Because of the strike-shortened season, Miami's Shula previously had said that an asterisk would have to be placed next to the Super Bowl winner's name. But he said today that asterisk is getting "smaller and smaller." He also wondered why there are predictions of a low-scoring, low-excitement game to be played by two of the league's less-attractive teams.

"I don't know how anyone can say this is going to be a low-scoring, low-excitement Super Bowl," Shula said. "You just never know how a game is going to evolve during the course of a game. And how do you determine excitement?

"I think that we proved that we belonged here, through our accomplishments in the American Football Conference. And I think the Redskins, starting from the middle of last year and all through this year, have proven they are the best team. That's why they are here. Some people might prefer to see other teams here. But we are the teams here, we've earned that right . . .

"The Redskins have the best record in the National Football League, and the team with the best record generally is the team in the Super Bowl, that's what I've always been led to believe. If other teams or their supporters think they are better, they should have won the games necessary to get here."

Shula conceded that part of the criticism surrounding the game stems from the fact that neither team has the image of being a wide-open, high-scoring team along the lines of San Francisco and Cincinnati last year and San Diego and the New York Jets this year.

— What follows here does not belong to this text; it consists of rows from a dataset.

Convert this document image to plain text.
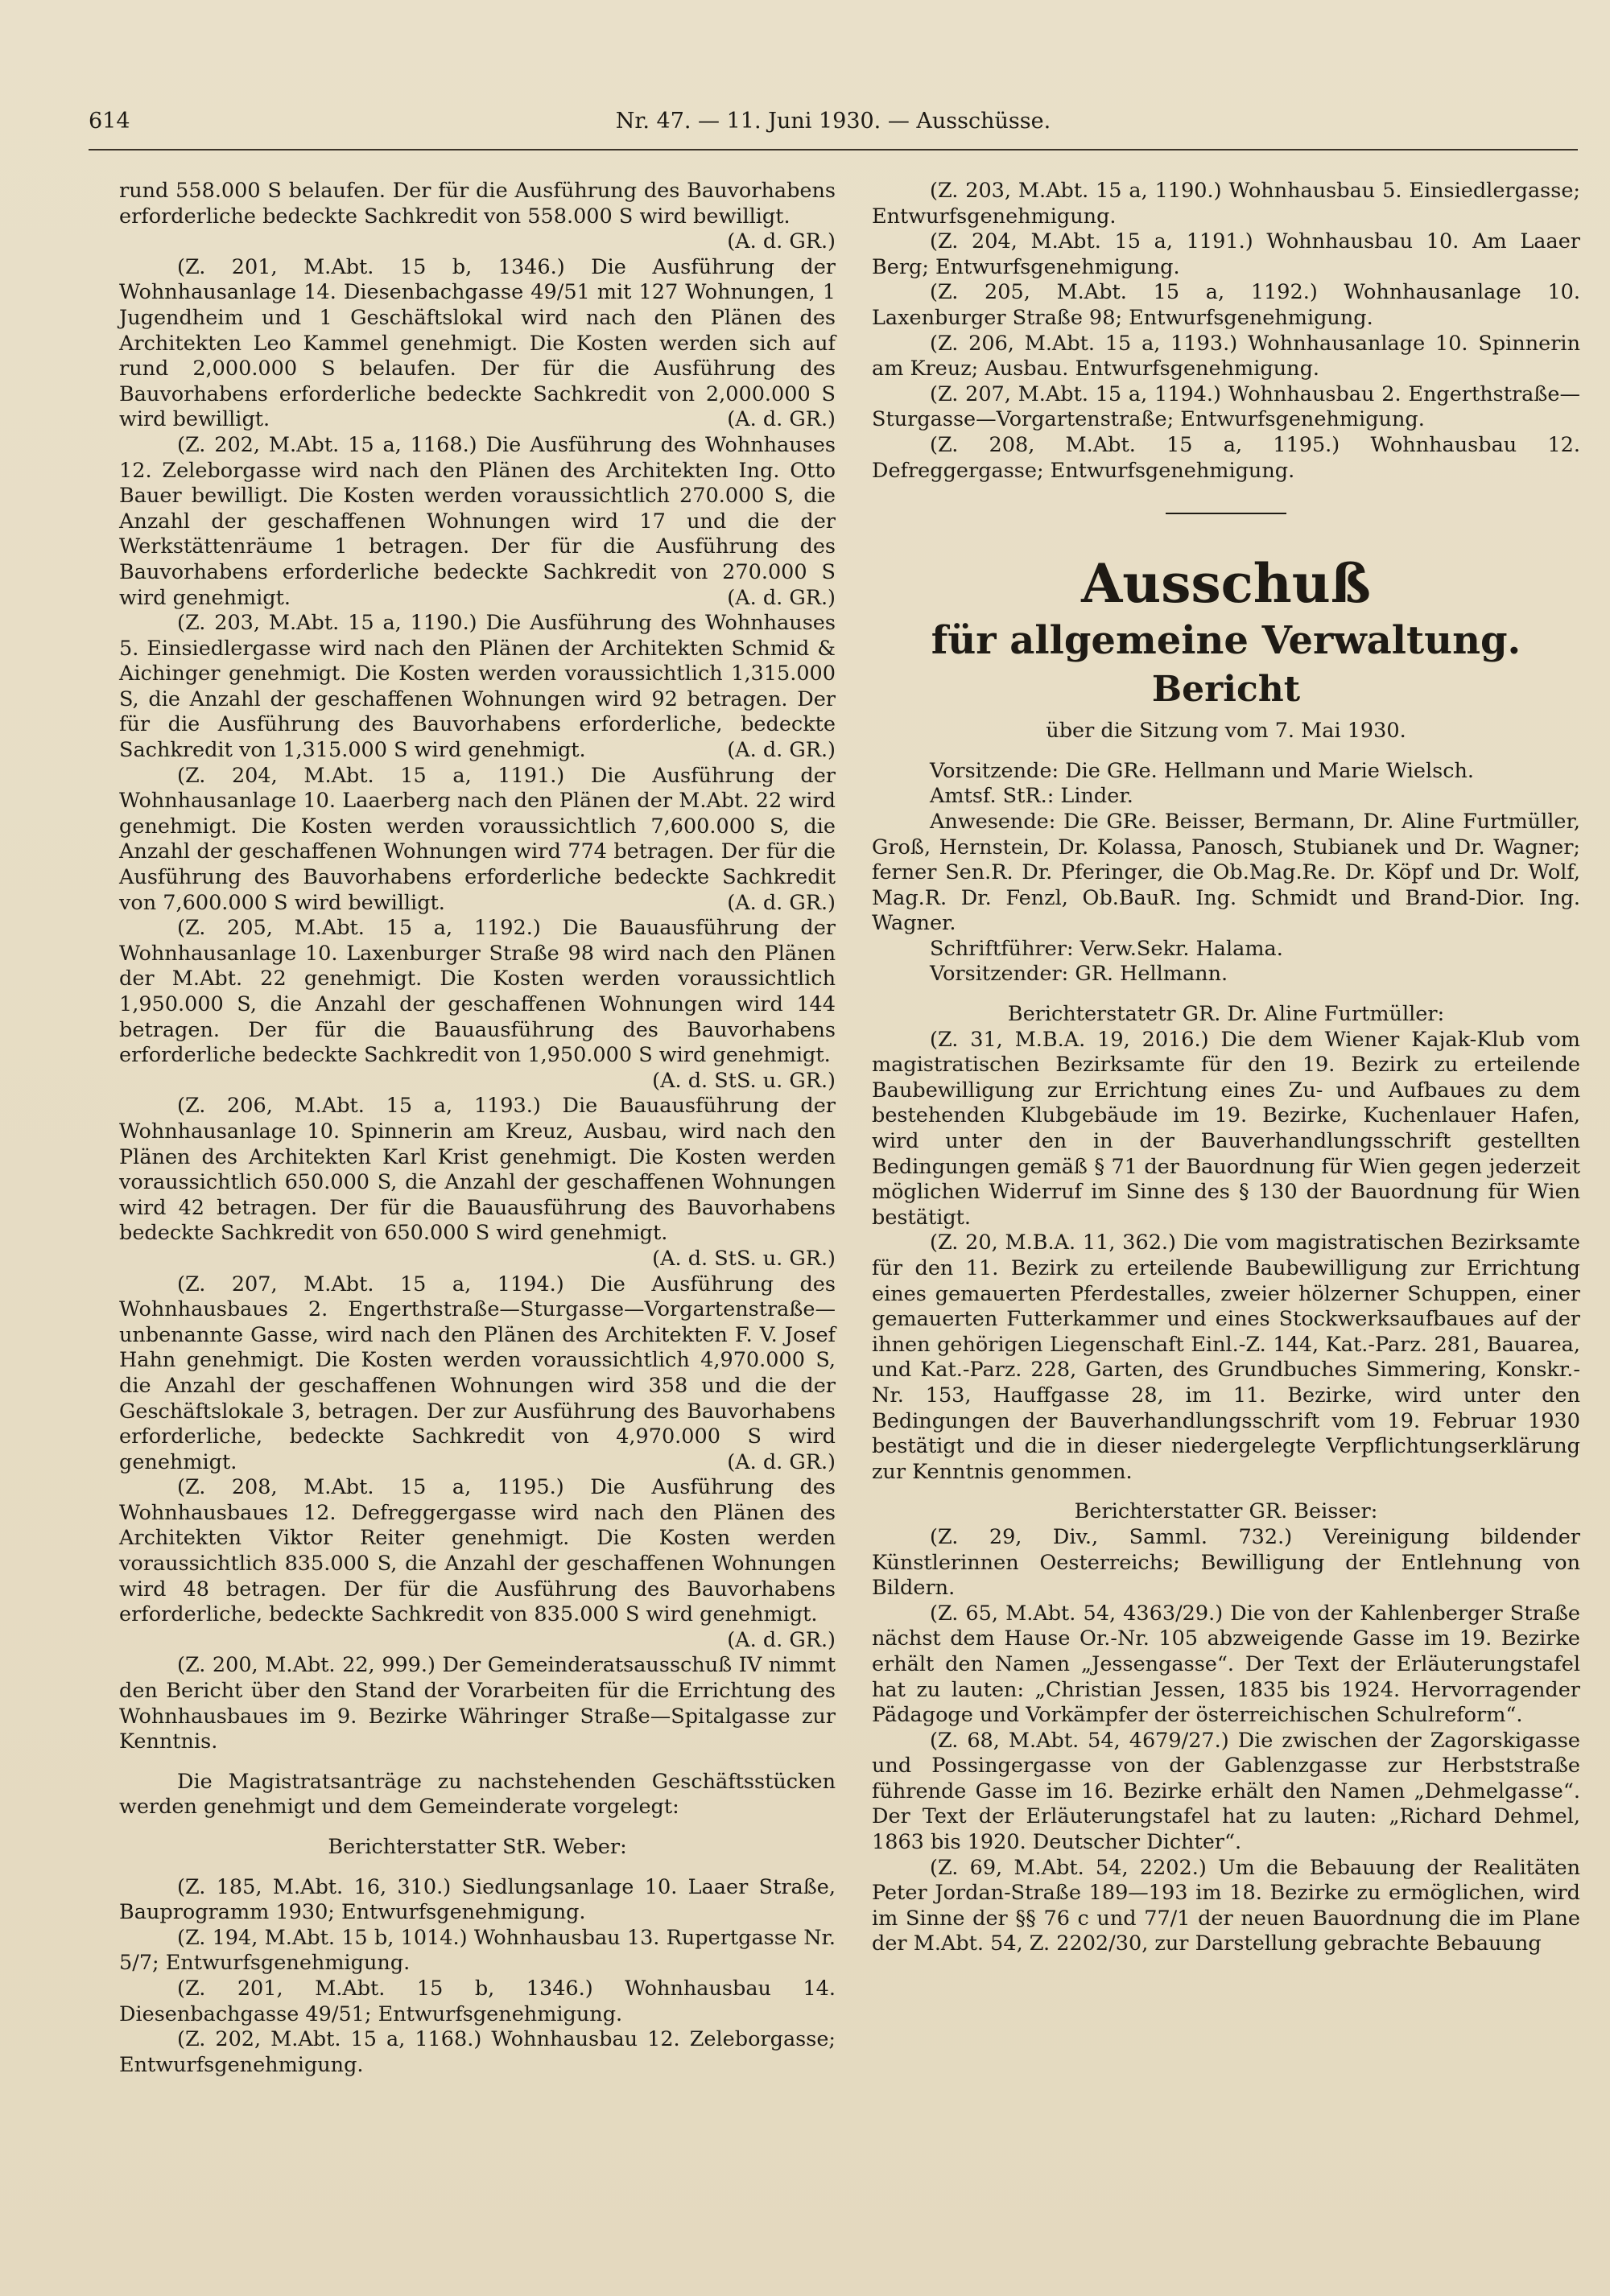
614	Nr. 47. — 11. Juni 1930. — Ausschüsse.

rund 558.000 S belaufen. Der für die Ausführung des Bauvorhabens erforderliche bedeckte Sachkredit von 558.000 S wird bewilligt.
(A. d. GR.)

(Z. 201, M.Abt. 15 b, 1346.) Die Ausführung der Wohnhausanlage 14. Diesenbachgasse 49/51 mit 127 Wohnungen, 1 Jugendheim und 1 Geschäftslokal wird nach den Plänen des Architekten Leo Kammel genehmigt. Die Kosten werden sich auf rund 2,000.000 S belaufen. Der für die Ausführung des Bauvorhabens erforderliche bedeckte Sachkredit von 2,000.000 S wird bewilligt.	(A. d. GR.)

(Z. 202, M.Abt. 15 a, 1168.) Die Ausführung des Wohnhauses 12. Zeleborgasse wird nach den Plänen des Architekten Ing. Otto Bauer bewilligt. Die Kosten werden voraussichtlich 270.000 S, die Anzahl der geschaffenen Wohnungen wird 17 und die der Werkstättenräume 1 betragen. Der für die Ausführung des Bauvorhabens erforderliche bedeckte Sachkredit von 270.000 S wird genehmigt.	(A. d. GR.)

(Z. 203, M.Abt. 15 a, 1190.) Die Ausführung des Wohnhauses 5. Einsiedlergasse wird nach den Plänen der Architekten Schmid & Aichinger genehmigt. Die Kosten werden voraussichtlich 1,315.000 S, die Anzahl der geschaffenen Wohnungen wird 92 betragen. Der für die Ausführung des Bauvorhabens erforderliche, bedeckte Sachkredit von 1,315.000 S wird genehmigt.	(A. d. GR.)

(Z. 204, M.Abt. 15 a, 1191.) Die Ausführung der Wohnhausanlage 10. Laaerberg nach den Plänen der M.Abt. 22 wird genehmigt. Die Kosten werden voraussichtlich 7,600.000 S, die Anzahl der geschaffenen Wohnungen wird 774 betragen. Der für die Ausführung des Bauvorhabens erforderliche bedeckte Sachkredit von 7,600.000 S wird bewilligt.	(A. d. GR.)

(Z. 205, M.Abt. 15 a, 1192.) Die Bauausführung der Wohnhausanlage 10. Laxenburger Straße 98 wird nach den Plänen der M.Abt. 22 genehmigt. Die Kosten werden voraussichtlich 1,950.000 S, die Anzahl der geschaffenen Wohnungen wird 144 betragen. Der für die Bauausführung des Bauvorhabens erforderliche bedeckte Sachkredit von 1,950.000 S wird genehmigt.
(A. d. StS. u. GR.)

(Z. 206, M.Abt. 15 a, 1193.) Die Bauausführung der Wohnhausanlage 10. Spinnerin am Kreuz, Ausbau, wird nach den Plänen des Architekten Karl Krist genehmigt. Die Kosten werden voraussichtlich 650.000 S, die Anzahl der geschaffenen Wohnungen wird 42 betragen. Der für die Bauausführung des Bauvorhabens bedeckte Sachkredit von 650.000 S wird genehmigt.
(A. d. StS. u. GR.)

(Z. 207, M.Abt. 15 a, 1194.) Die Ausführung des Wohnhausbaues 2. Engerthstraße—Sturgasse—Vorgartenstraße—unbenannte Gasse, wird nach den Plänen des Architekten F. V. Josef Hahn genehmigt. Die Kosten werden voraussichtlich 4,970.000 S, die Anzahl der geschaffenen Wohnungen wird 358 und die der Geschäftslokale 3, betragen. Der zur Ausführung des Bauvorhabens erforderliche, bedeckte Sachkredit von 4,970.000 S wird genehmigt.	(A. d. GR.)

(Z. 208, M.Abt. 15 a, 1195.) Die Ausführung des Wohnhausbaues 12. Defreggergasse wird nach den Plänen des Architekten Viktor Reiter genehmigt. Die Kosten werden voraussichtlich 835.000 S, die Anzahl der geschaffenen Wohnungen wird 48 betragen. Der für die Ausführung des Bauvorhabens erforderliche, bedeckte Sachkredit von 835.000 S wird genehmigt.
(A. d. GR.)

(Z. 200, M.Abt. 22, 999.) Der Gemeinderatsausschuß IV nimmt den Bericht über den Stand der Vorarbeiten für die Errichtung des Wohnhausbaues im 9. Bezirke Währinger Straße—Spitalgasse zur Kenntnis.

Die Magistratsanträge zu nachstehenden Geschäftsstücken werden genehmigt und dem Gemeinderate vorgelegt:

Berichterstatter StR. Weber:

(Z. 185, M.Abt. 16, 310.) Siedlungsanlage 10. Laaer Straße, Bauprogramm 1930; Entwurfsgenehmigung.

(Z. 194, M.Abt. 15 b, 1014.) Wohnhausbau 13. Rupertgasse Nr. 5/7; Entwurfsgenehmigung.

(Z. 201, M.Abt. 15 b, 1346.) Wohnhausbau 14. Diesenbachgasse 49/51; Entwurfsgenehmigung.

(Z. 202, M.Abt. 15 a, 1168.) Wohnhausbau 12. Zeleborgasse; Entwurfsgenehmigung.

(Z. 203, M.Abt. 15 a, 1190.) Wohnhausbau 5. Einsiedlergasse; Entwurfsgenehmigung.

(Z. 204, M.Abt. 15 a, 1191.) Wohnhausbau 10. Am Laaer Berg; Entwurfsgenehmigung.

(Z. 205, M.Abt. 15 a, 1192.) Wohnhausanlage 10. Laxenburger Straße 98; Entwurfsgenehmigung.

(Z. 206, M.Abt. 15 a, 1193.) Wohnhausanlage 10. Spinnerin am Kreuz; Ausbau. Entwurfsgenehmigung.

(Z. 207, M.Abt. 15 a, 1194.) Wohnhausbau 2. Engerthstraße—Sturgasse—Vorgartenstraße; Entwurfsgenehmigung.

(Z. 208, M.Abt. 15 a, 1195.) Wohnhausbau 12. Defreggergasse; Entwurfsgenehmigung.

Ausschuß
für allgemeine Verwaltung.
Bericht

über die Sitzung vom 7. Mai 1930.

Vorsitzende: Die GRe. Hellmann und Marie Wielsch.

Amtsf. StR.: Linder.

Anwesende: Die GRe. Beisser, Bermann, Dr. Aline Furtmüller, Groß, Hernstein, Dr. Kolassa, Panosch, Stubianek und Dr. Wagner; ferner Sen.R. Dr. Pferinger, die Ob.Mag.Re. Dr. Köpf und Dr. Wolf, Mag.R. Dr. Fenzl, Ob.BauR. Ing. Schmidt und Brand-Dior. Ing. Wagner.

Schriftführer: Verw.Sekr. Halama.

Vorsitzender: GR. Hellmann.

Berichterstatetr GR. Dr. Aline Furtmüller:

(Z. 31, M.B.A. 19, 2016.) Die dem Wiener Kajak-Klub vom magistratischen Bezirksamte für den 19. Bezirk zu erteilende Baubewilligung zur Errichtung eines Zu- und Aufbaues zu dem bestehenden Klubgebäude im 19. Bezirke, Kuchenlauer Hafen, wird unter den in der Bauverhandlungsschrift gestellten Bedingungen gemäß § 71 der Bauordnung für Wien gegen jederzeit möglichen Widerruf im Sinne des § 130 der Bauordnung für Wien bestätigt.

(Z. 20, M.B.A. 11, 362.) Die vom magistratischen Bezirksamte für den 11. Bezirk zu erteilende Baubewilligung zur Errichtung eines gemauerten Pferdestalles, zweier hölzerner Schuppen, einer gemauerten Futterkammer und eines Stockwerksaufbaues auf der ihnen gehörigen Liegenschaft Einl.-Z. 144, Kat.-Parz. 281, Bauarea, und Kat.-Parz. 228, Garten, des Grundbuches Simmering, Konskr.-Nr. 153, Hauffgasse 28, im 11. Bezirke, wird unter den Bedingungen der Bauverhandlungsschrift vom 19. Februar 1930 bestätigt und die in dieser niedergelegte Verpflichtungserklärung zur Kenntnis genommen.

Berichterstatter GR. Beisser:

(Z. 29, Div., Samml. 732.) Vereinigung bildender Künstlerinnen Oesterreichs; Bewilligung der Entlehnung von Bildern.

(Z. 65, M.Abt. 54, 4363/29.) Die von der Kahlenberger Straße nächst dem Hause Or.-Nr. 105 abzweigende Gasse im 19. Bezirke erhält den Namen „Jessengasse“. Der Text der Erläuterungstafel hat zu lauten: „Christian Jessen, 1835 bis 1924. Hervorragender Pädagoge und Vorkämpfer der österreichischen Schulreform“.

(Z. 68, M.Abt. 54, 4679/27.) Die zwischen der Zagorskigasse und Possingergasse von der Gablenzgasse zur Herbststraße führende Gasse im 16. Bezirke erhält den Namen „Dehmelgasse“. Der Text der Erläuterungstafel hat zu lauten: „Richard Dehmel, 1863 bis 1920. Deutscher Dichter“.

(Z. 69, M.Abt. 54, 2202.) Um die Bebauung der Realitäten Peter Jordan-Straße 189—193 im 18. Bezirke zu ermöglichen, wird im Sinne der §§ 76 c und 77/1 der neuen Bauordnung die im Plane der M.Abt. 54, Z. 2202/30, zur Darstellung gebrachte Bebauung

"But you can't go into the playoffs being one-dimensional," he said. "You better have a balance of special teams, offense and defense. A few weeks ago, everyone was talking about having too much volleyball in the league, that we had to do something about the rules. But what you have here are two teams who stress ball control and defense. Even Don Coryell (San Diego) recognizes the importance of running the ball. Otherwise, he wouldn't have traded for Chuck Muncie."

Gibbs: "I've studied past Super Bowl teams and except for one or two exceptions, they all start with good defense, that's the first criteria. So that doesn't make either of us exceptional. When you lead the league in defense (Miami) or in fewest points allowed (Washington), you are going to win games."

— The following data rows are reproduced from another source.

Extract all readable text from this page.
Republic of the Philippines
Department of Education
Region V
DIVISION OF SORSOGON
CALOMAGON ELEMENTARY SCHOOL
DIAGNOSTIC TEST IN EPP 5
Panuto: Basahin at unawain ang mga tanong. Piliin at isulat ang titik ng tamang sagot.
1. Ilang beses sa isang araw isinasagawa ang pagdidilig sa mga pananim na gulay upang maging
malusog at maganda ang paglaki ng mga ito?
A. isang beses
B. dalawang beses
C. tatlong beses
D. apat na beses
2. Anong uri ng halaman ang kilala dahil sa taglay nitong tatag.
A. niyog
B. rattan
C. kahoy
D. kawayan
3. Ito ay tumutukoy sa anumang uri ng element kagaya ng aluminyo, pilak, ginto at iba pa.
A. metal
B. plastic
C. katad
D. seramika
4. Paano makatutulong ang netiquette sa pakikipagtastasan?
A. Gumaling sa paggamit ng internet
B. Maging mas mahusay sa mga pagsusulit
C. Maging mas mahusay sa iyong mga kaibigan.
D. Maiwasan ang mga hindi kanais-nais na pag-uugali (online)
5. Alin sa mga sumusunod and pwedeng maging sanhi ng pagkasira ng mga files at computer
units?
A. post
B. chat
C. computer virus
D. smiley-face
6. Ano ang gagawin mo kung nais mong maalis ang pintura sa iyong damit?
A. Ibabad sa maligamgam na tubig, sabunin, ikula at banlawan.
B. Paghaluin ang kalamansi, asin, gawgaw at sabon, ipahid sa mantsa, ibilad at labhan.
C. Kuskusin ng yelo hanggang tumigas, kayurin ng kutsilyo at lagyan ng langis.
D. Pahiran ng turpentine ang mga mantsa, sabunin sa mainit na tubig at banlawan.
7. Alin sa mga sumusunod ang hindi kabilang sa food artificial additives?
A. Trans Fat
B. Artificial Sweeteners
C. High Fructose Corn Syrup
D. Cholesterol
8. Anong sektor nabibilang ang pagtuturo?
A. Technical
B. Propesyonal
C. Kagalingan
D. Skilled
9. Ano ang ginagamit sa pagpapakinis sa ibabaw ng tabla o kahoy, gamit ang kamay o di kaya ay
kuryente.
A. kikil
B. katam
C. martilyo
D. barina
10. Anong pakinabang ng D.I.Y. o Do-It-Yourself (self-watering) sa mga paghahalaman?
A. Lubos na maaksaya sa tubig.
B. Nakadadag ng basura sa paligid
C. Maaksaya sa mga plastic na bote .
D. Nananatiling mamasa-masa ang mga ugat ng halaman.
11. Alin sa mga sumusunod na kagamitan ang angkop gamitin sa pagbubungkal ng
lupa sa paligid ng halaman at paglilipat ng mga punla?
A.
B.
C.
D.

But interest surrounding the game seems to reflect either a continued carryover from the eight-week players' strike or a lack of excitement generated by the participants. Reports from Las Vegas indicate wagering is down from what was expected, and although local ticket brokers still have a market for Super Bowl tickets, they say purchases are going slower than normal.

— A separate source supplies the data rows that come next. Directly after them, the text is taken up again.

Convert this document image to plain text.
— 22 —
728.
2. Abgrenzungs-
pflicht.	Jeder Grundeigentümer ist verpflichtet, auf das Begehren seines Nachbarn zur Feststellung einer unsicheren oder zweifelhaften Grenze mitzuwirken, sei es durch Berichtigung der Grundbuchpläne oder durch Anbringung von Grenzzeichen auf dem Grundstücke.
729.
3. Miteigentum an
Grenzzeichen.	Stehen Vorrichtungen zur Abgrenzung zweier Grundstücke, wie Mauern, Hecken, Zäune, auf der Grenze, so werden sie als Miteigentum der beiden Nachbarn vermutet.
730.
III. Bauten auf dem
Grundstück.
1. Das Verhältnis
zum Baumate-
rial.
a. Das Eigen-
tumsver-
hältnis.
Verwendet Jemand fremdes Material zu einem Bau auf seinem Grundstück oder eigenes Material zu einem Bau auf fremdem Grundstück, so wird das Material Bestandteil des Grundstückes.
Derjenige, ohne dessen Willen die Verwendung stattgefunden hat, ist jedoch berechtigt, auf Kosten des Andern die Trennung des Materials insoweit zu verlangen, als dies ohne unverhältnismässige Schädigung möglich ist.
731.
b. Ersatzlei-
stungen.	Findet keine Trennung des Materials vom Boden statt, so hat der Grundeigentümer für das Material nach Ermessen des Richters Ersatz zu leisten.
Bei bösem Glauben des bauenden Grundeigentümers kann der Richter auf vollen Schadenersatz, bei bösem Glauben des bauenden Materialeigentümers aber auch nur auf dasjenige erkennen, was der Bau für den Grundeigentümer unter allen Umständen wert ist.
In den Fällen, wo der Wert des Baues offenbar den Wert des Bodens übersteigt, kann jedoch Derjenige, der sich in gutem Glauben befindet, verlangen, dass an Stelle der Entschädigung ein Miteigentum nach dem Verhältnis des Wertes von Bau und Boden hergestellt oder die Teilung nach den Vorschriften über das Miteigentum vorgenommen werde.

Joe Bugel, the Redskins offensive line coach, said today that guard Fred Dean probably would start for Mark May Sunday. May had replaced Dean against the Cowboys last week, but the Redskins think Dean plays better against 3-4 defenses like the one the Dolphins use. "It's okay," May said. "We are the only team that substitutes linemen according to the defense, but it's worked, that's the important thing" . . . The only Redskin who may not play Sunday is safety Greg Williams, a special teams star who has a severe hamstring pull.

The Redskins went through their first extended practice for the game today. In a brief workout Tuesday, they were sluggish, but Gibbs said that was expected since it was not a normal work day. Usually, Washington players have Tuesday off . . . There is no Super Bowl party this year, so Washington owner Jack Kent Cooke is throwing a much-smaller version Friday night to celebrate his team's NFC title. About 400 people have been invited, including members of the national media, to the gala, which will be held in the ballroom of the team hotel here.